Even as he waved a white flag on substance, Mr. Trump was still firing angry rhetorical shots.
“As shocking as it may be, far-left Democrats in our country are determined to conceal the number of illegal aliens in our midst,” he said. “They probably know the number is far greater, much higher than anyone would have ever believed before. Maybe that’s why they fight so hard. This is part of a broader left-wing effort to erode the rights of the American citizen and is very unfair to our country.”
But Mr. Trump’s critics relished the moment as an example of punctured hubris. Dale Ho, the director of the American Civil Liberties Union’s Voting Rights Project, said in a statement that Mr. Trump’s “attempt to weaponize the census ends not with a bang but a whimper.”

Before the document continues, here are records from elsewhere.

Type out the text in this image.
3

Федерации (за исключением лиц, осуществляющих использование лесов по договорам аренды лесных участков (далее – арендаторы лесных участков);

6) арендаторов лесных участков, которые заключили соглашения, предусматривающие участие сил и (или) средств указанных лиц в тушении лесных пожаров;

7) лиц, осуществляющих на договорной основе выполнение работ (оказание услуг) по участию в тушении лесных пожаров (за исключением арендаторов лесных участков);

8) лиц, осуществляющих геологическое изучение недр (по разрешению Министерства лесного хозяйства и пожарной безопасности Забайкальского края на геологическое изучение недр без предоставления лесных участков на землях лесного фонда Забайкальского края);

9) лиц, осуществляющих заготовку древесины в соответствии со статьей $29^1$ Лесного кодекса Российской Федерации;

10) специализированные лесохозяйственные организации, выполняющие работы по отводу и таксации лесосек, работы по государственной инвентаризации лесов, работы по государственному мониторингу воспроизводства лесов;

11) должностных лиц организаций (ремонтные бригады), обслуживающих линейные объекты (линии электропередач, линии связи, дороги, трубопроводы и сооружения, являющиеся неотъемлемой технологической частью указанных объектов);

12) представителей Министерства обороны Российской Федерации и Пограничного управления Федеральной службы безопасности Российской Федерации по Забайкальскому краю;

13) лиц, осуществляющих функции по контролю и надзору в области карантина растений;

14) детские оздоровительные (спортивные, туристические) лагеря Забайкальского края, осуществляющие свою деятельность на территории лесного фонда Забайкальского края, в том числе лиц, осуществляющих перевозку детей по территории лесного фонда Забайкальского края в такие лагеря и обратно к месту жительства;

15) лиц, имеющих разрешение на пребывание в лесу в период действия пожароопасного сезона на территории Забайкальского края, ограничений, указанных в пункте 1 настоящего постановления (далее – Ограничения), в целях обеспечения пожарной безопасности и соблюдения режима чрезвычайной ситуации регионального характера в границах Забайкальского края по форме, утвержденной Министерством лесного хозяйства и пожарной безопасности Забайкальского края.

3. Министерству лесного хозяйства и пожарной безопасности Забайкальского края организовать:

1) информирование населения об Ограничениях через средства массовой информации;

“He lost in the Supreme Court, which saw through his lie about needing the question for the Voting Rights Act,” said Mr. Ho, who argued the Supreme Court case. “It is clear he simply wanted to sow fear in immigrant communities and turbocharge Republican gerrymandering efforts by diluting the political influence of Latino communities.”
The end of the legal challenges over the census question, though, does not mean that the battle over citizenship is over. Using the data to redraw districts could change the balance of power in American politics.
Places with large numbers of residents who cannot vote — including children, noncitizens who are in the country legally, unauthorized immigrants and people disenfranchised after committing felonies — on the whole tend to be urban and to vote Democratic. Districts based on equal numbers of eligible voters would generally move political power away from cities and toward older and more homogeneous rural areas that tend to vote for Republicans.
Whether drawing districts based on equal numbers of eligible voters is permitted by the Constitution is an open question, as Justice Ruth Bader Ginsburg noted in her 2016 majority opinion in Evenwel v. Abbott.
“We need not and do not resolve whether, as Texas now argues, states may draw districts to equalize voter-eligible population rather than total population,” Justice Ginsburg wrote.